What are the key messages?
HM says that the most important thing is to value things right and to act rationally when prices move.
“For investing to be reliably successful, an accurate estimate of intrinsic value is the indispensable starting point. Without it, any hope for consistent success as an investor is just that: hope.”
“buy at a price below intrinsic value, and sell at a higher price”
HM negates technical analysis by using random walk theory which states “a stock’s past price movements are of absolutely no help in predicting future movements”
HM negates momentum investing by explaining that “if something cannot go on forever, it will stop.”
The form of investing that remain… “we are left with two approaches, both driven by fundamentals: value investing and growth investing. In a nutshell, value investors aim to come up with a security’s current intrinsic value and buy when the price is lower, and growth investors try to find securities whose value will increase rapidly in the future.”
Here the comment from Joel Greenblatt is pertinent "This estimate of value includes an estimate for future growth in earnings or cash flow.”
“most analytical approaches would say that all those other characteristics—financial resources, management, factories, retail outlets, patents, human resources, brand names and growth potential— are valuable precisely because they can translate eventually into earnings and cash flow.”
“The quest in value investing is for cheapness.”
“The primary goal of value investors, then, is to quantify the company’s current value and buy its securities when they can do so cheaply.”
Growth investing’s goal is to “is to identify companies with bright futures.”
“The difference between the two principal schools of investing can be boiled down to this:
Value investors buy stocks (even those whose intrinsic value may show little growth in the future) out of conviction that the current value is high relative to the current price.
Growth investors buy stocks (even those whose current value is low relative to their current price) because they believe the value will grow fast enough in the future to produce substantial appreciation.”
"the choice isn’t really between value and growth, but between value today and value tomorrow.”
“Growth investing represents a bet on company performance that may or may not materialize in the future, while value investing is based primarily on analysis of a company’s current worth.”
“Joel Greenblatt: One of Buffett’s major contributions has been to extend the idea of value beyond the simply “cheap.” Buffett looks for “good” businesses that are available at an attractive price.

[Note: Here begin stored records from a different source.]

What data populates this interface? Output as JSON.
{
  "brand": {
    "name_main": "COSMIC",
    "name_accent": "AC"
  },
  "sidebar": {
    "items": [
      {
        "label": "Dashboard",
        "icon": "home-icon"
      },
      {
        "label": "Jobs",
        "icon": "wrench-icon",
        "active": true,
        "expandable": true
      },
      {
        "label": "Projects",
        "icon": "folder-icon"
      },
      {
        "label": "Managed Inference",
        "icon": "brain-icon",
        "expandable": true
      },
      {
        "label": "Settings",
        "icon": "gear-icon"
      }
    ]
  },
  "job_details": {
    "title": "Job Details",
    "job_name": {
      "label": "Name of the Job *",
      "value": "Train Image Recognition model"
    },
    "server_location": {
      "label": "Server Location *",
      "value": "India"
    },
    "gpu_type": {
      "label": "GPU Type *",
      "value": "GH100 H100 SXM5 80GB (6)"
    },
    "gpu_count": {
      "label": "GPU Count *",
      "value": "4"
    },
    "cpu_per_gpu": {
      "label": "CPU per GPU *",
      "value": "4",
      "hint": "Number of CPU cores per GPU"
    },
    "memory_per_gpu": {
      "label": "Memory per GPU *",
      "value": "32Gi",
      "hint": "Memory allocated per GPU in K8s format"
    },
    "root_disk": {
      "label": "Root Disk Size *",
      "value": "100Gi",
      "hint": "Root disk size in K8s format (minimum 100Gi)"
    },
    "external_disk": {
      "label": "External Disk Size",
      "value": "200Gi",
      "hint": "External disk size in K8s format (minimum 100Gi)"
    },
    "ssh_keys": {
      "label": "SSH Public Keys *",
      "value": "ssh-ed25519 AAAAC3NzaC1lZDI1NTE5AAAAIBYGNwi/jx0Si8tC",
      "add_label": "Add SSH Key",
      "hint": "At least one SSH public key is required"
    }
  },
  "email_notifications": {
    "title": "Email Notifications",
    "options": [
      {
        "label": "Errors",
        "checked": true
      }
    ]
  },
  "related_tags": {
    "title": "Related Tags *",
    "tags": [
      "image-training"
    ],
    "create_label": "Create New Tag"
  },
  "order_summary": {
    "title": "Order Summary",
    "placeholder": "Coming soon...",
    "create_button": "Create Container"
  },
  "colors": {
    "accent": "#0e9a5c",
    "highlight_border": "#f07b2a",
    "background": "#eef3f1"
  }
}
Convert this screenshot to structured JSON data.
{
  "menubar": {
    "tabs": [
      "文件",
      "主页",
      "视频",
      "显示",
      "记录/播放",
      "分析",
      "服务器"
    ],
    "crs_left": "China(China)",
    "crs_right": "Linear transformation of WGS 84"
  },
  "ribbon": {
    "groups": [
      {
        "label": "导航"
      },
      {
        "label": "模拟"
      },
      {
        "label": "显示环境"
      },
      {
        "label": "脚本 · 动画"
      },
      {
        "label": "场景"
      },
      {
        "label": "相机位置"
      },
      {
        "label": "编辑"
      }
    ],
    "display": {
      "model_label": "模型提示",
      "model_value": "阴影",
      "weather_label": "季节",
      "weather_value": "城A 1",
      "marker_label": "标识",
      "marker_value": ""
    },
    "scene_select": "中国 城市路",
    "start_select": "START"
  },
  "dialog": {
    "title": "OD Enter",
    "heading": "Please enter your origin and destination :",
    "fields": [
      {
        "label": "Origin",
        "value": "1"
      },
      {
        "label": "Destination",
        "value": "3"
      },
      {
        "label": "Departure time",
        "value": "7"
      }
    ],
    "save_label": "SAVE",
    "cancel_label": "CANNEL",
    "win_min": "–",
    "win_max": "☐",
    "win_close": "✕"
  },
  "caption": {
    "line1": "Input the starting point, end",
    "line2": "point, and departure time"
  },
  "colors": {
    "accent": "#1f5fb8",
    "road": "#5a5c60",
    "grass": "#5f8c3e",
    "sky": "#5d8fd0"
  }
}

The concept of growth is incorporated into the calculation of value.”
“I think it can fairly be said that growth investing is about the future, whereas value investing emphasizes current-day considerations but can’t escape dealing with the future.”
Using historical example of “Nifty fifty investing” in the US market during the period of 1960’s where growth stocks which were considered “quality” were bought at very high valuations and that did not end well.
He warns against ones ability to “for the long-term persistence of growth—and for the ability to predict it accurately.”
“There’s no question about it: it’s harder to see the future than the present. Thus, the batting average for growth investors should be lower, but the payoff for doing it well might be higher.”
“In general, the upside potential for being right about growth is more dramatic, and the upside potential for being right about value is more consistent. Value is my approach. In my book, consistency trumps drama.”
Value investing is not easy and it “depends on an accurate estimate of value.”
“the next important thing is to hold it firmly.”
Because “being correct about something isn’t at all synonymous with being proved correct right away.”
“The most we value investors can hope for is to be right about an asset’s value and buy when it’s available for less.”
“Seth Klarman: Ideally, considerably less. The bigger the discount, the bigger your margin of safety.”
“An accurate opinion on valuation, loosely held, will be of limited help. An incorrect opinion on valuation, strongly held, is far worse. This one statement shows how hard it is to get it all right.”
“Value investors score their biggest gains when they buy an underpriced asset, average down unfailingly and have their analysis proved out. Thus, there are two essential ingredients for profit in a declining market: you have to have a view on intrinsic value, and you have to hold that view strongly enough to be able to hang in and buy even as price declines suggest that you’re wrong. Oh yes, there’s a third: you have to be right.”